At Tuesday’s State-of-the-Art Session “Stem Cell Engineering”, Cedric Ghevaert, M.D., Ph.D. presented a new approach to the in vitro development of platelets.
- His research team has explored a different strategy to stem cell differentiation called forward programming which delivers high purity and high yield megakaryocyte cultures.
- His team has discovered a strategy to create “universal” platelets using β2 microglobulin as a knock-out target using CRISPR-Cas9 technology. This has exciting implications for patients who are alloimmunized to platelet antigens.
Demand for platelets is high; nearly 60% of administered platelets are used in prophylactic situations to prevent bleeding in settings such as chemotherapy support or inherited platelet disorders, while 40% are used therapeutically during surgery or following trauma.
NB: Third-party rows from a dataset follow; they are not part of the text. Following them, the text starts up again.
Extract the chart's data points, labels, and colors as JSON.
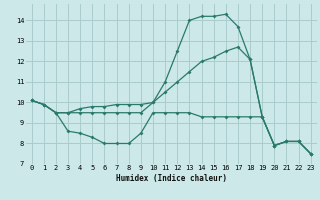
{
  "xlabel": "Humidex (Indice chaleur)",
  "bg_color": "#cce8e8",
  "grid_color": "#aacccc",
  "line_color": "#2a7a6a",
  "xlim": [
    -0.5,
    23.5
  ],
  "ylim": [
    7,
    14.8
  ],
  "yticks": [
    7,
    8,
    9,
    10,
    11,
    12,
    13,
    14
  ],
  "xticks": [
    0,
    1,
    2,
    3,
    4,
    5,
    6,
    7,
    8,
    9,
    10,
    11,
    12,
    13,
    14,
    15,
    16,
    17,
    18,
    19,
    20,
    21,
    22,
    23
  ],
  "curve1_x": [
    0,
    1,
    2,
    3,
    4,
    5,
    6,
    7,
    8,
    9,
    10,
    11,
    12,
    13,
    14,
    15,
    16,
    17,
    18,
    19,
    20,
    21,
    22,
    23
  ],
  "curve1_y": [
    10.1,
    9.9,
    9.5,
    8.6,
    8.5,
    8.3,
    8.0,
    8.0,
    8.0,
    8.5,
    9.5,
    9.5,
    9.5,
    9.5,
    9.3,
    9.3,
    9.3,
    9.3,
    9.3,
    9.3,
    7.9,
    8.1,
    8.1,
    7.5
  ],
  "curve2_x": [
    0,
    1,
    2,
    3,
    4,
    5,
    6,
    7,
    8,
    9,
    10,
    11,
    12,
    13,
    14,
    15,
    16,
    17,
    18,
    19,
    20,
    21,
    22,
    23
  ],
  "curve2_y": [
    10.1,
    9.9,
    9.5,
    9.5,
    9.7,
    9.8,
    9.8,
    9.9,
    9.9,
    9.9,
    10.0,
    10.5,
    11.0,
    11.5,
    12.0,
    12.2,
    12.5,
    12.7,
    12.1,
    9.3,
    7.9,
    8.1,
    8.1,
    7.5
  ],
  "curve3_x": [
    0,
    1,
    2,
    3,
    4,
    5,
    6,
    7,
    8,
    9,
    10,
    11,
    12,
    13,
    14,
    15,
    16,
    17,
    18,
    19,
    20,
    21,
    22,
    23
  ],
  "curve3_y": [
    10.1,
    9.9,
    9.5,
    9.5,
    9.5,
    9.5,
    9.5,
    9.5,
    9.5,
    9.5,
    10.0,
    11.0,
    12.5,
    14.0,
    14.2,
    14.2,
    14.3,
    13.7,
    12.1,
    9.3,
    7.9,
    8.1,
    8.1,
    7.5
  ]
}
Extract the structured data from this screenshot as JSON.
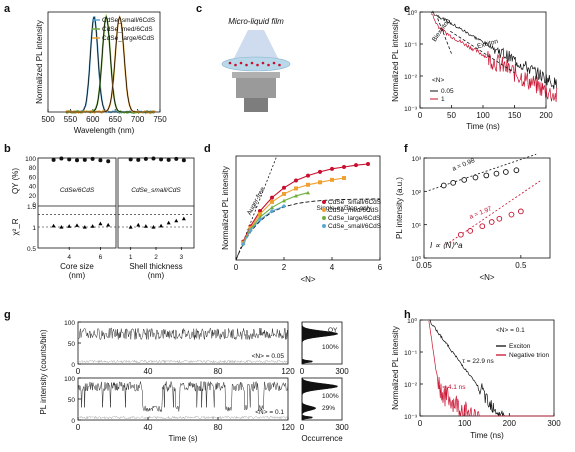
{
  "colors": {
    "red": "#c8102e",
    "blue": "#5aa7d6",
    "green": "#6fae3c",
    "orange": "#f0a030",
    "navy": "#1f3c88",
    "black": "#111111",
    "gray": "#9a9a9a"
  },
  "chart_data": [
    {
      "panel": "a",
      "type": "line",
      "xlabel": "Wavelength (nm)",
      "ylabel": "Normalized PL intensity",
      "xlim": [
        500,
        750
      ],
      "xticks": [
        "500",
        "550",
        "600",
        "650",
        "700",
        "750"
      ],
      "series": [
        {
          "name": "CdSe_small/6CdS",
          "peak": 603,
          "fwhm": 26
        },
        {
          "name": "CdSe_med/6CdS",
          "peak": 630,
          "fwhm": 28
        },
        {
          "name": "CdSe_large/6CdS",
          "peak": 660,
          "fwhm": 30
        }
      ]
    },
    {
      "panel": "b",
      "type": "scatter",
      "ylabel_top": "QY (%)",
      "ylabel_bottom": "χ²_R",
      "ylim_top": [
        0,
        100
      ],
      "yticks_top": [
        "0",
        "20",
        "40",
        "60",
        "80",
        "100"
      ],
      "ylim_bottom": [
        0.5,
        1.5
      ],
      "yticks_bottom": [
        "0.5",
        "1",
        "1.5"
      ],
      "left": {
        "label": "CdSe/6CdS",
        "xlabel": "Core size (nm)",
        "xticks": [
          "4",
          "6"
        ],
        "x": [
          3,
          3.5,
          4,
          4.5,
          5,
          5.5,
          6,
          6.5
        ],
        "qy": [
          96,
          99,
          97,
          95,
          96,
          98,
          95,
          93
        ],
        "chi2": [
          1.03,
          1.0,
          1.02,
          1.04,
          1.0,
          1.02,
          1.08,
          1.05
        ]
      },
      "right": {
        "label": "CdSe_small/CdS",
        "xlabel": "Shell thickness (nm)",
        "xticks": [
          "1",
          "2",
          "3"
        ],
        "x": [
          1,
          1.3,
          1.6,
          1.9,
          2.2,
          2.5,
          2.8,
          3.1
        ],
        "qy": [
          97,
          96,
          98,
          99,
          97,
          96,
          98,
          95
        ],
        "chi2": [
          1.0,
          1.05,
          1.02,
          1.0,
          1.03,
          1.1,
          1.15,
          1.2
        ]
      }
    },
    {
      "panel": "c",
      "type": "diagram",
      "title": "Micro-liquid film"
    },
    {
      "panel": "d",
      "type": "line",
      "xlabel": "<N>",
      "ylabel": "Normalized PL intensity",
      "xlim": [
        0,
        6
      ],
      "xticks": [
        "0",
        "2",
        "4",
        "6"
      ],
      "annotations": [
        "Auger-free",
        "Single-exciton-only"
      ],
      "series": [
        {
          "name": "CdSe_small/6CdS",
          "color": "red",
          "marker": "circle",
          "x": [
            0.3,
            0.6,
            1.0,
            1.5,
            2.0,
            2.5,
            3.0,
            3.5,
            4.0,
            4.5,
            5.0,
            5.5
          ],
          "y": [
            0.3,
            0.55,
            0.8,
            1.02,
            1.18,
            1.3,
            1.38,
            1.44,
            1.49,
            1.52,
            1.55,
            1.57
          ]
        },
        {
          "name": "CdSe_med/6CdS",
          "color": "orange",
          "marker": "square",
          "x": [
            0.3,
            0.6,
            1.0,
            1.5,
            2.0,
            2.5,
            3.0,
            3.5,
            4.0,
            4.5
          ],
          "y": [
            0.28,
            0.52,
            0.75,
            0.95,
            1.08,
            1.17,
            1.23,
            1.27,
            1.31,
            1.34
          ]
        },
        {
          "name": "CdSe_large/6CdS",
          "color": "green",
          "marker": "triangle",
          "x": [
            0.3,
            0.6,
            1.0,
            1.5,
            2.0,
            2.5,
            3.0
          ],
          "y": [
            0.27,
            0.5,
            0.7,
            0.86,
            0.97,
            1.05,
            1.1
          ]
        },
        {
          "name": "CdSe_small/6CdS (thin)",
          "color": "blue",
          "marker": "diamond",
          "x": [
            0.3,
            0.6,
            1.0,
            1.5,
            2.0
          ],
          "y": [
            0.26,
            0.48,
            0.66,
            0.8,
            0.88
          ]
        }
      ]
    },
    {
      "panel": "e",
      "type": "line",
      "xlabel": "Time (ns)",
      "ylabel": "Normalized PL intensity",
      "xlim": [
        0,
        200
      ],
      "xticks": [
        "0",
        "50",
        "100",
        "150",
        "200"
      ],
      "ylim": [
        0.001,
        1
      ],
      "yscale": "log",
      "legend_title": "<N>",
      "series": [
        {
          "name": "0.05",
          "color": "black"
        },
        {
          "name": "1",
          "color": "red"
        }
      ],
      "annotations": [
        "Biexciton",
        "Exciton"
      ]
    },
    {
      "panel": "f",
      "type": "scatter",
      "xlabel": "<N>",
      "ylabel": "PL intensity (a.u.)",
      "xscale": "log",
      "yscale": "log",
      "xlim": [
        0.05,
        1
      ],
      "xticks": [
        "0.05",
        "0.5"
      ],
      "ylim": [
        1,
        1000
      ],
      "yticks": [
        "10⁰",
        "10¹",
        "10²",
        "10³"
      ],
      "formula": "I ∝ ⟨N⟩^a",
      "series": [
        {
          "name": "a = 0.98",
          "color": "black",
          "x": [
            0.08,
            0.1,
            0.13,
            0.17,
            0.22,
            0.28,
            0.35,
            0.45
          ],
          "y": [
            150,
            180,
            220,
            260,
            300,
            340,
            380,
            430
          ]
        },
        {
          "name": "a = 1.97",
          "color": "red",
          "x": [
            0.12,
            0.15,
            0.2,
            0.25,
            0.3,
            0.4,
            0.5
          ],
          "y": [
            5,
            6.5,
            9,
            12,
            15,
            20,
            25
          ]
        }
      ]
    },
    {
      "panel": "g",
      "type": "line",
      "xlabel": "Time (s)",
      "ylabel": "PL intensity (counts/bin)",
      "xlim": [
        0,
        120
      ],
      "xticks": [
        "0",
        "40",
        "80",
        "120"
      ],
      "ylim": [
        0,
        100
      ],
      "yticks": [
        "0",
        "50",
        "100"
      ],
      "traces": [
        {
          "label": "<N> = 0.05",
          "qy_label": "QY",
          "pct": "100%"
        },
        {
          "label": "<N> = 0.1",
          "pct_top": "100%",
          "pct_bottom": "29%"
        }
      ],
      "hist_xlabel": "Occurrence",
      "hist_xticks": [
        "0",
        "300"
      ]
    },
    {
      "panel": "h",
      "type": "line",
      "xlabel": "Time (ns)",
      "ylabel": "Normalized PL intensity",
      "xlim": [
        0,
        300
      ],
      "xticks": [
        "0",
        "100",
        "200",
        "300"
      ],
      "ylim": [
        0.001,
        1
      ],
      "yscale": "log",
      "series": [
        {
          "name": "Exciton",
          "color": "black",
          "tau": "τ = 22.9 ns"
        },
        {
          "name": "Negative trion",
          "color": "red",
          "tau": "τ = 4.1 ns"
        }
      ],
      "annotation": "<N> = 0.1"
    }
  ]
}
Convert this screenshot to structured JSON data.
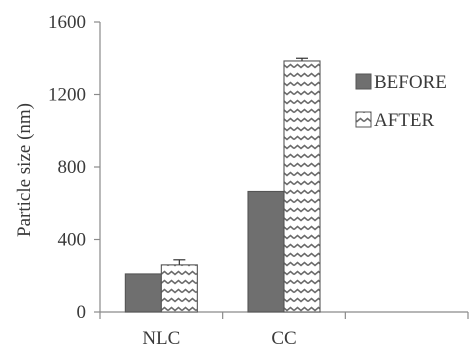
{
  "chart_data": {
    "type": "bar",
    "categories": [
      "NLC",
      "CC"
    ],
    "series": [
      {
        "name": "BEFORE",
        "values": [
          210,
          665
        ],
        "error": [
          0,
          0
        ],
        "pattern": "solid",
        "color": "#6f6f6f"
      },
      {
        "name": "AFTER",
        "values": [
          260,
          1385
        ],
        "error": [
          28,
          15
        ],
        "pattern": "wavy",
        "color": "#ffffff"
      }
    ],
    "ylabel": "Particle size (nm)",
    "xlabel": "",
    "ylim": [
      0,
      1600
    ],
    "yticks": [
      0,
      400,
      800,
      1200,
      1600
    ],
    "grid": false,
    "legend_position": "right",
    "extra_empty_category_slot": true
  }
}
Medical care is dependent on donated platelets from healthy volunteers. However, donated platelets have only a very short shelf life of 5-7 days. Historically, there have been the additional concerns of biosafety and alloimmunization.
Ghevaert explained the traditional process for producing platelets in vitro, beginning with the differentiation of megakaryocytes from human induced pluripotent stem cells (hiPSCs). He described a variety of approaches to differentiation, including the classical approach of directed differentiation and a more recent approach with selective immortalisation of megakaryocyte (MK) progenitors from a progenitor pool.
In contrast, his research team has explored a new strategy to differentiation called forward programming, which relies on the forced expression of MK-specific transcription factors in stem cells to impose the MK identity more directly. This approach delivers high purity and high yield megakaryocyte cultures. But MKs are not the goal. The next step is to produce from these MKs, platelets of adequate number and function that would be required for clinical therapies.
Ghevaert then explained the potential of genome editing to make “universal” platelets. He noted that HLA Class I expression depends on expression of β2 microglobulin. He described how his team can knock-out β2 microglobulin expression and therefore create iPSC lines from which universal HLA Class I null platelets could be derived.
While progress has been made, in vitro platelet production for clinical application still has challenges to overcome and requires technological breakthroughs for further advancement.